Ce lundi matin, les passagers des vols nationaux au départ de Marseille n’ont pas trouvé le calme habituel du hall B. Les voyageurs qui s’enregistrent sur les bornes automatiques se sont en effet trouvés face à une foule silencieuse d’hôtesses, stewards et agents de piste rassemblés, la mine grave. Sur des pancartes tenues par ceux qui s’affairent d’ordinaire à les conduire jusqu’aux avions, on peut ainsi lire “En mémoire de nos collègues disparus, plus jamais ça”. Entre mi-novembre et fin décembre, les salariés Air France de “l’escale Marseille” ont perdu trois des leurs. Trois suicides avec en toile de fond des conditions de travail difficiles subies par tous.
“Ce n’est pas normal d’être humilié et infantilisé. Nous les voyons les copains et les copines qui ne sont pas bien. Mais la direction ne cassera pas la solidarité sur l’escale de Marseille, même si elle sait s’attaquer aux plus faibles.” Après une minute de silence, les mots sont forts. Aimé Musto est secrétaire national de la CGT Air France, syndicat qui a lancé l’appel au rassemblement, accompagné d’un mouvement de grève ce matin à Marseille. “On veut pouvoir conjuguer vie professionnelle et sociale. Combien encore de couples déchirés ? De vies brisées ?”, reprend-il au micro rejoint par son homologue local Serge Bodrero : “Nos conditions de travail engendrent des problèmes personnels. Nous voulons retrouver un rythme. Maintenant ça suffit l’esclavagisme, on a une vie de famille et on va la reprendre !”
Pour les syndicalistes et nombre de personnes présentes ce lundi, cette série de suicides n’est pas sans lien avec les emplois du temps compliqués imposés par la compagnie.
Refus d’aménagement de planning
Pascal était agent de piste et venait de vivre une séparation. “Il a demandé un arrangement sur son planning au chef de pôle. On lui a répondu «ce n’est pas mon problème»“, explique avec colère David*, référent opération de piste. “Dire que c’est uniquement le travail c’est compliqué, mais ça a été un mélange”, poursuit l’homme qui connaissait le défunt depuis le lycée. “Il avait aussi demandé un rendez-vous avec l’assistante sociale. Je ne sais pas ce que ça a donné mais après ça, il n’est plus venu pendant trois ou quatre jours. Personne ne s’est soucié de son absence”, raconte Virginie, agent d’accueil venue dénoncer les conditions de travail à l’aéroport Marseille-Provence.
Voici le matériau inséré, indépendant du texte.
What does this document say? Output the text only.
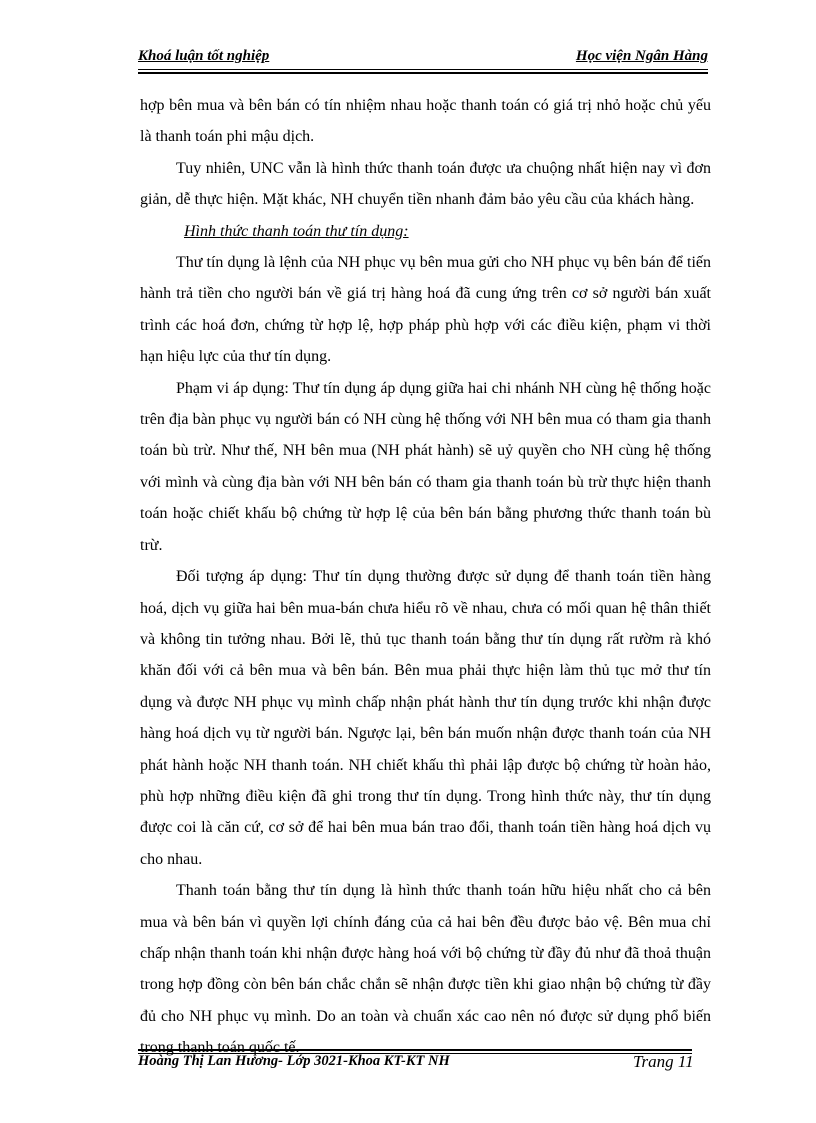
Khoá luận tốt nghiệp	Học viện Ngân Hàng

hợp bên mua và bên bán có tín nhiệm nhau hoặc thanh toán có giá trị nhỏ hoặc chủ yếu là thanh toán phi mậu dịch.

Tuy nhiên, UNC vẫn là hình thức thanh toán được ưa chuộng nhất hiện nay vì đơn giản, dễ thực hiện. Mặt khác, NH chuyển tiền nhanh đảm bảo yêu cầu của khách hàng.

Hình thức thanh toán thư tín dụng:

Thư tín dụng là lệnh của NH phục vụ bên mua gửi cho NH phục vụ bên bán để tiến hành trả tiền cho người bán về giá trị hàng hoá đã cung ứng trên cơ sở người bán xuất trình các hoá đơn, chứng từ hợp lệ, hợp pháp phù hợp với các điều kiện, phạm vi thời hạn hiệu lực của thư tín dụng.

Phạm vi áp dụng: Thư tín dụng áp dụng giữa hai chi nhánh NH cùng hệ thống hoặc trên địa bàn phục vụ người bán có NH cùng hệ thống với NH bên mua có tham gia thanh toán bù trừ. Như thế, NH bên mua (NH phát hành) sẽ uỷ quyền cho NH cùng hệ thống với mình và cùng địa bàn với NH bên bán có tham gia thanh toán bù trừ thực hiện thanh toán hoặc chiết khấu bộ chứng từ hợp lệ của bên bán bằng phương thức thanh toán bù trừ.

Đối tượng áp dụng: Thư tín dụng thường được sử dụng để thanh toán tiền hàng hoá, dịch vụ giữa hai bên mua-bán chưa hiểu rõ về nhau, chưa có mối quan hệ thân thiết và không tin tưởng nhau. Bởi lẽ, thủ tục thanh toán bằng thư tín dụng rất rườm rà khó khăn đối với cả bên mua và bên bán. Bên mua phải thực hiện làm thủ tục mở thư tín dụng và được NH phục vụ mình chấp nhận phát hành thư tín dụng trước khi nhận được hàng hoá dịch vụ từ người bán. Ngược lại, bên bán muốn nhận được thanh toán của NH phát hành hoặc NH thanh toán. NH chiết khấu thì phải lập được bộ chứng từ hoàn hảo, phù hợp những điều kiện đã ghi trong thư tín dụng. Trong hình thức này, thư tín dụng được coi là căn cứ, cơ sở để hai bên mua bán trao đổi, thanh toán tiền hàng hoá dịch vụ cho nhau.

Thanh toán bằng thư tín dụng là hình thức thanh toán hữu hiệu nhất cho cả bên mua và bên bán vì quyền lợi chính đáng của cả hai bên đều được bảo vệ. Bên mua chỉ chấp nhận thanh toán khi nhận được hàng hoá với bộ chứng từ đầy đủ như đã thoả thuận trong hợp đồng còn bên bán chắc chắn sẽ nhận được tiền khi giao nhận bộ chứng từ đầy đủ cho NH phục vụ mình. Do an toàn và chuẩn xác cao nên nó được sử dụng phổ biến trong thanh toán quốc tế.

Hoàng Thị Lan Hương- Lớp 3021-Khoa KT-KT NH	Trang 11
Selon les manifestants, au moins l’une des deux autres personnes qui s’est donnée la mort ces dernières semaines aurait fait les frais d’un refus d’aménagement horaire. Ils avaient entre 32 et 50 ans. Contactée, la compagnie ne souhaite pas communiquer sur “ces cas particuliers, ce qui serait trop douloureux pour les familles”. “Il s’agit de situations personnelles différentes. Et c’étaient des gens qui n’avaient pas la même activité. Actuellement, aucun lien n’est établi entre leur activité et leur situation personnelle. Air France répondra à toutes les questions s’il y a une enquête, ce qui n’est pas le cas aujourd’hui”, ajoute-t-on. Les salariés, eux, alertent sur une situation qu’ils jugent représentative d’un mal-être général.
“Nous n’avons plus de rythme”
“Avant nous avions des grilles horaires qui changeaient toutes les trois semaines. Maintenant elles en font 18 et aucune semaine n’est identique à l’autre. Nous n’avons plus de rythme. D’autant plus qu’il arrive qu’on nous change notre emploi du temps trois jours avant sans nous demander notre accord, poursuit Virginie. Une collègue a demandé un aménagement horaire pour s’occuper de son enfant de trois ans, on lui a répondu “faites comme moi, laissez le seul”. Trois ans !”.
900 mises à pied auraient été distribuées en trois ans selon la CGT.
Pour la direction d’Air France, l’inconvénient vient plutôt de la profession. “La majorité de nos employés travaillent en horaires décalés. C’est un choix de vie. Un modèle de travail et de vie personnelle atypique. Alors oui, il peut être difficile de concilier les deux”, se défend-elle.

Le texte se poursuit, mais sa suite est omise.